When sibling squabbles and peer arguments arise, we want them to have the necessary tools to pursue peace.

When a sibling snatches a toy or hogs the laptop, a peacemaker learns to walk away and refuse to become bitter.

  1. Talk About It
    If they cannot overlook the offense, a conflict can also be resolved by going directly to the person who offended them to talk-it-out together (see Matt. 18:15; Prov. 28:13; Gal. 6:1-3). This option includes getting the log out of their own eye by confessing their wrongs to those they have offended. It also includes respectfully helping others understand how they’ve contributed to the conflict. The goal here is to guard and preserve relationships through humble confession and genuine forgiveness from both sides, and to grow even closer together.

When a sibling hurls unkind words or refuses to cooperate on a task, a peacemaker speaks to them, describes the problem, and invites their suggestions for a solution.

  1. Get Help
    There are times, however, when neither overlooking an offense nor trying to talk-it-out together solves the problem. At such times, children need to be willing to get help from trusted advisers—advisers who will guide them biblically instead of telling them what their itching ears want to hear (see Matt. 18:16–17; Phil. 4:2–3; Prov. 15:1; Eph. 4:29).

As parents, our first instinct is often to rush into children’s conflicts with solutions and consequences. In certain circumstances, this may become necessary. But to help our kids become peacemakers, we need to focus on equipping them to do the work of resolution.

To help our kids become peacemakers, we need to focus on equipping them to do the work of resolution.

A parent’s first step in helping kids in conflict is coaching them to know what to say to someone with whom they’re in conflict. We help our children plan how to go back to the other person to have a constructive personal conversation.

If a personal conversation doesn’t work, then it’s probably time for mediation. You or another adult can bring both sides together to help them have a respectful conversation and to find a mutually agreeable solution to their disagreement. Mediator shelp each person to listen more carefully and take responsibility for their own choices, as well as suggest options for solving a conflict.

When coaching and mediation fail, arbitration may be required. Both sides explain their understanding of a conflict to a person in authority who then decides what should be done. Children are expected to accept whatever the arbitrator decides.
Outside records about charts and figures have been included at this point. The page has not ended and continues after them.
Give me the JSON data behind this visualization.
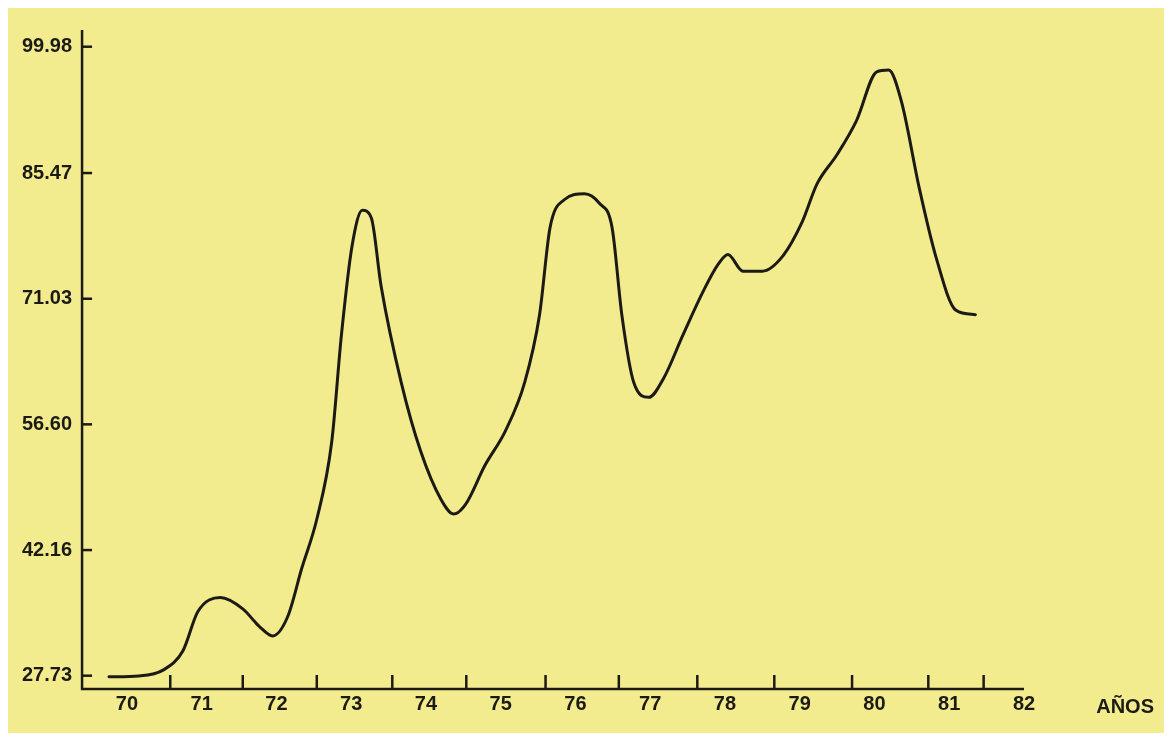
{
  "chart_data": {
    "type": "line",
    "xlabel": "AÑOS",
    "x": [
      69.76,
      70.16,
      70.49,
      70.75,
      70.95,
      71.25,
      71.55,
      71.77,
      71.95,
      72.15,
      72.34,
      72.54,
      72.74,
      72.87,
      73.01,
      73.15,
      73.27,
      73.4,
      73.67,
      73.93,
      74.2,
      74.37,
      74.53,
      74.79,
      75.06,
      75.32,
      75.52,
      75.66,
      75.85,
      76.12,
      76.32,
      76.49,
      76.62,
      76.78,
      76.98,
      77.18,
      77.44,
      77.71,
      77.91,
      78.04,
      78.24,
      78.5,
      78.77,
      79.03,
      79.23,
      79.5,
      79.76,
      80.03,
      80.19,
      80.36,
      80.6,
      80.82,
      81.09,
      81.35
    ],
    "series": [
      {
        "color": "#1c1a14",
        "values": [
          27.6,
          27.7,
          28.4,
          30.6,
          35.1,
          36.7,
          35.4,
          33.4,
          32.3,
          34.5,
          40.1,
          45.7,
          54.6,
          66.9,
          77.0,
          81.2,
          80.3,
          72.5,
          61.4,
          53.5,
          48.0,
          46.3,
          47.4,
          51.9,
          55.8,
          61.4,
          69.2,
          79.2,
          82.4,
          83.1,
          82.0,
          79.2,
          69.2,
          61.4,
          59.7,
          61.9,
          66.9,
          71.9,
          75.0,
          76.1,
          74.2,
          74.2,
          75.9,
          79.8,
          84.2,
          87.6,
          91.5,
          97.1,
          97.3,
          93.7,
          83.7,
          75.9,
          69.7,
          69.2
        ]
      }
    ],
    "xlim": [
      69.4,
      82
    ],
    "xticks": [
      70,
      {
        "value": 70.58,
        "label": null
      },
      71,
      {
        "value": 71.55,
        "label": null
      },
      72,
      {
        "value": 72.54,
        "label": null
      },
      73,
      {
        "value": 73.55,
        "label": null
      },
      74,
      {
        "value": 74.54,
        "label": null
      },
      75,
      {
        "value": 75.6,
        "label": null
      },
      76,
      {
        "value": 76.58,
        "label": null
      },
      77,
      {
        "value": 77.63,
        "label": null
      },
      78,
      {
        "value": 78.66,
        "label": null
      },
      79,
      {
        "value": 79.7,
        "label": null
      },
      80,
      {
        "value": 80.72,
        "label": null
      },
      81,
      {
        "value": 81.46,
        "label": null
      },
      82
    ],
    "ylim": [
      26.2,
      101.9
    ],
    "yticks": [
      27.73,
      42.16,
      {
        "value": 56.6,
        "label": "56.60"
      },
      71.03,
      85.47,
      99.98
    ],
    "grid": false,
    "legend": false,
    "marker": "none",
    "line_style": "solid"
  }
}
Even if parents end up deciding who gets the toy or what restitution the offending sibling should make, it’s still valuable to walk our children through each of the tools for peace that they have at their disposal. With practice, they will become more competent at achieving resolution.

Generational Effect
One of my greatest joys today is to see our adult children begin to teach these and other peacemaking principles to their own children. It makes all those years of teaching, practicing, stumbling, and re-teaching worth it when we hear our grandchildren confess their sins toward one another, forgive each other in the same way Christ forgives them, and begin playing as if the offense hadn’t happened.

With practice, they will become more competent at achieving resolution.

You are your children’s most influential example. As they see you model these principles yourselves, and as they begin to practice them over and over in their daily lives, they will develop habits that bring peace to your home and that enable them to experience the truth of Jesus’s marvelous promise in Matthew 5:9: “Blessed are the peacemakers for they will be called the sons of God.”